Kosh Radford, aka Koshan Rashidi, appeared in Parramatta Local Court late last year agreeing to post a second $10,000 surety so he could move to Endeavour Hills.

Radford's lawyer, Asem Taleb, told the court his client had been forced to go back to look for work in the construction industry in Victoria, having previously held jobs there in the past.

Kosh Radford.
Kosh Radford.

Radford was in court facing six charges including resisting arrest and assaulting a police officer after he allegedly set his dog on two male constables at his home in Sydney's northwest last November.

Just a few days earlier, on November 8, Radford was barred from entering Bali and sent back home to Sydney after Indonesian Police received a tip-off from Australian intelligence sources.

The Finks hit the headlines last month when the Frankston home of enforcer Brent James (BJ) Reker was a target in a shooting.

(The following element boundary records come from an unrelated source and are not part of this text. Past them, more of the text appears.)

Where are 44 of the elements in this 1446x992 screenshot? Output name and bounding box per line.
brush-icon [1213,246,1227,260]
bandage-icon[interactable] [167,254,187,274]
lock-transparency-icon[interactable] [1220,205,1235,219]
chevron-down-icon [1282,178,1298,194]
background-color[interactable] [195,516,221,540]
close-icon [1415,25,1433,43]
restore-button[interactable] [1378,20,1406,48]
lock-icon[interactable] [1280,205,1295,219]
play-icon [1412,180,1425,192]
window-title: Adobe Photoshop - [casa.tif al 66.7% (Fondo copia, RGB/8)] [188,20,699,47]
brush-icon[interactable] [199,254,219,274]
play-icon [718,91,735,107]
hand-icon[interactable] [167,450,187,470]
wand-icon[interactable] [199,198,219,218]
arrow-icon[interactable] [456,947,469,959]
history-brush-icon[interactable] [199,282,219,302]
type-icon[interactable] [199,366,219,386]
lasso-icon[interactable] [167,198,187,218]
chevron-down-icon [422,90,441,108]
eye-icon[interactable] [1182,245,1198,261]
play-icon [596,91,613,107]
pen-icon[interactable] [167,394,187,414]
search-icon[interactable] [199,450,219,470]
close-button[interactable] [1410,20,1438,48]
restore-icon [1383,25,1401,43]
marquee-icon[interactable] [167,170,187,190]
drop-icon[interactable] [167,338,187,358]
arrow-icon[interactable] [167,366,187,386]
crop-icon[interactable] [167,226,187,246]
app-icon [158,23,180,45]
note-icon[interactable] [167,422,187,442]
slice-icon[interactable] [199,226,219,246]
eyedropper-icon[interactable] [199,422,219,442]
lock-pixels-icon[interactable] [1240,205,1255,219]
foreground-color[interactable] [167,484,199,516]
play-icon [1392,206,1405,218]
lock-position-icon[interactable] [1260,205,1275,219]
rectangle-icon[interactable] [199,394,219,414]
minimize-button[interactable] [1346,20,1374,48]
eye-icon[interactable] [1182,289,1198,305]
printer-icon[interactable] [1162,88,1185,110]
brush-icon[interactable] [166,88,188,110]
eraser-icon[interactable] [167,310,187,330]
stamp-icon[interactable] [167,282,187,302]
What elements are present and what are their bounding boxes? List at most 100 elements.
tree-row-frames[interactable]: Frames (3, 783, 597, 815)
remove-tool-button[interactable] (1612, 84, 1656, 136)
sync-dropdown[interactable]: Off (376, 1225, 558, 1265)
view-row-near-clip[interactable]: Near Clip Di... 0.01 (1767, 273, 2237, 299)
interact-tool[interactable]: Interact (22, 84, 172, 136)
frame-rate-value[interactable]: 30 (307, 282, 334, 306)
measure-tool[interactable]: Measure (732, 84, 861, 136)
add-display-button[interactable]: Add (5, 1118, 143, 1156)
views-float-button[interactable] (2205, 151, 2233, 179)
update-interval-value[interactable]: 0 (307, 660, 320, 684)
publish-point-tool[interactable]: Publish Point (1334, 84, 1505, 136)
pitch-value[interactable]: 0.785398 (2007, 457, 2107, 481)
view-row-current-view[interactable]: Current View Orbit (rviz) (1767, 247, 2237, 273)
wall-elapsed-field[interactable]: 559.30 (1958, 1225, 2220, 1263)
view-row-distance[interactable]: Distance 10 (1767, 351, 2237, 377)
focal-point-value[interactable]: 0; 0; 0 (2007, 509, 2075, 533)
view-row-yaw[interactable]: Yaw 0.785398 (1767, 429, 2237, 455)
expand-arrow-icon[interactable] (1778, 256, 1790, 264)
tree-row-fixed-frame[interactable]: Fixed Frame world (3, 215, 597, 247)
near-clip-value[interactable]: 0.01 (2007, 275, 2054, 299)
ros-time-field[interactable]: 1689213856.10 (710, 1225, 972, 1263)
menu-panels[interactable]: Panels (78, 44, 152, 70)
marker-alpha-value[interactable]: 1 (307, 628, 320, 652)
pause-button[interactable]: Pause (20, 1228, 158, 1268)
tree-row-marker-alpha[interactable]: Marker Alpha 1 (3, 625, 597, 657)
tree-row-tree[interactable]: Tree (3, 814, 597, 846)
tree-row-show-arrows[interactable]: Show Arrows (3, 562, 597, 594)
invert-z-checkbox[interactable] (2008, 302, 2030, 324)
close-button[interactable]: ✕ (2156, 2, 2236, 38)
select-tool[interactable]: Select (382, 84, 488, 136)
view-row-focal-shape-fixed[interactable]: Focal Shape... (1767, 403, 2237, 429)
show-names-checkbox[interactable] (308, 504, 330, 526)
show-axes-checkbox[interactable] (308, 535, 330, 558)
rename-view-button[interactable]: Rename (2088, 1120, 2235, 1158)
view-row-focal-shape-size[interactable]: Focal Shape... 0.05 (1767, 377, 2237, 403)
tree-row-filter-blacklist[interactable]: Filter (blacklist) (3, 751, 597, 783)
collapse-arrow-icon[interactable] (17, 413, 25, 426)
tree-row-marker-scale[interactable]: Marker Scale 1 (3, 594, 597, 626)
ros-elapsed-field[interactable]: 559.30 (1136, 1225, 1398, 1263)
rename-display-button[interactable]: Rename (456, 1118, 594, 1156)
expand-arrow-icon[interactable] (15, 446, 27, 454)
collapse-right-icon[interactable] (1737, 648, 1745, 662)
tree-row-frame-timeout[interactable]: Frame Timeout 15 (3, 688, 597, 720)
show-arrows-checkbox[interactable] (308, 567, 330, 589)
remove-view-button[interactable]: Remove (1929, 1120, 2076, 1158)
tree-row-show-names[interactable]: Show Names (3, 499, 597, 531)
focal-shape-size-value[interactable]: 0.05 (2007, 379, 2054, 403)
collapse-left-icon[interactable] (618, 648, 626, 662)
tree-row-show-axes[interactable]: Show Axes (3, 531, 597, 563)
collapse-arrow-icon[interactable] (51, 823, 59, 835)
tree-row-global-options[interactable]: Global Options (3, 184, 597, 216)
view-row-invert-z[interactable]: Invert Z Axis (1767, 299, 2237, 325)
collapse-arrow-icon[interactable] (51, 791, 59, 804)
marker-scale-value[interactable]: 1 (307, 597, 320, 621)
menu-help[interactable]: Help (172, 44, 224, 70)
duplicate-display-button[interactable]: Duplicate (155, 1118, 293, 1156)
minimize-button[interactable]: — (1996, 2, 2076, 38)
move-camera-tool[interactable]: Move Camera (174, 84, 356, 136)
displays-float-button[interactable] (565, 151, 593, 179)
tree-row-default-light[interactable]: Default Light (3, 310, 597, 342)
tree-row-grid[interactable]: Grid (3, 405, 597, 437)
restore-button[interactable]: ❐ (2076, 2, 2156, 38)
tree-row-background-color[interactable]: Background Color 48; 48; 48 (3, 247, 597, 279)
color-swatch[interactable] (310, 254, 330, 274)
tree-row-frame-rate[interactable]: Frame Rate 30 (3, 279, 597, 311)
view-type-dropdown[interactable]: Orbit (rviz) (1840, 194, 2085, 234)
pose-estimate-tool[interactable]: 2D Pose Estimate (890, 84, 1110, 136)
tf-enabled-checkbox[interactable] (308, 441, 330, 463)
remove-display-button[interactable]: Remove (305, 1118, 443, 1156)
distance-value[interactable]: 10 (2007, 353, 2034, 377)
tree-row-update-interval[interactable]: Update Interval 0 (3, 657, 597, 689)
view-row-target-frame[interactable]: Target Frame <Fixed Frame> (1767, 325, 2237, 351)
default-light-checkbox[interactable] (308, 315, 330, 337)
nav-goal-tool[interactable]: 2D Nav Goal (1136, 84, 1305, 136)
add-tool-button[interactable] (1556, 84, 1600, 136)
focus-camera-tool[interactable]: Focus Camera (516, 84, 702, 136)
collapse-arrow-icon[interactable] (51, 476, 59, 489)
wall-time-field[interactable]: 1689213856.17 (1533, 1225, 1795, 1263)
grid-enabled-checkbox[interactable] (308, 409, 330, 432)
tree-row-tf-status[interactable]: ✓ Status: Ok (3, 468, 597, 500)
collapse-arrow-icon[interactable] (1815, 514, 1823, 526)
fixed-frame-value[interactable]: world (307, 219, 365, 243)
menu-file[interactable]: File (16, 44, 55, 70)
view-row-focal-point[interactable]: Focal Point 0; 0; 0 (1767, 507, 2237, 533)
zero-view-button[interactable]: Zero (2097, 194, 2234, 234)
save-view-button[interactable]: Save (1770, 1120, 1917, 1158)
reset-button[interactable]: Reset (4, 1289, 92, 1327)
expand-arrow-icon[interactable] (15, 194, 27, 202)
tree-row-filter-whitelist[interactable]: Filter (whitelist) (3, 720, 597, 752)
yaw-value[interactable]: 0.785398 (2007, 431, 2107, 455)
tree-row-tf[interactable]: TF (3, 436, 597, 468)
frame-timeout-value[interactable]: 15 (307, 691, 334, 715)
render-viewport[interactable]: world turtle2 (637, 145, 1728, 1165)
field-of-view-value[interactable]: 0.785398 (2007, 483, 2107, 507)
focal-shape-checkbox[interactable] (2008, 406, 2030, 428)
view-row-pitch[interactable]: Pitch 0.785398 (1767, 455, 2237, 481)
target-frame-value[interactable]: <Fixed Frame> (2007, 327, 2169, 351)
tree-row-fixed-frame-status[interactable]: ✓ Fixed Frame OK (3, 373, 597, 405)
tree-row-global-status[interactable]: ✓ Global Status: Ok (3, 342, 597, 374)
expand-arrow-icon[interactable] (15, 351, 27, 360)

Reker outside his home on the day of the shooting. Picture: Nicole Garmston
Reker outside his home on the day of the shooting. Picture: Nicole Garmston

Reker's house was sprayed with bullets while his baby slept inside. It is not known who shot at the house, but Reker was allegedly attacked at a Frankston pub weeks before the shooting.

Following initial suggestions the Hells Angels might have been involved, the Herald Sun understands police are moving away from the theory that another outlaw motorcycle gang was involved in that incident.

A forensic officer investigates the shooting. Picture: Nicole Garmston
A forensic officer investigates the shooting. Picture: Nicole Garmston

Radford took control of the Finks motorcycle club following their 2013 merger with the Mongols.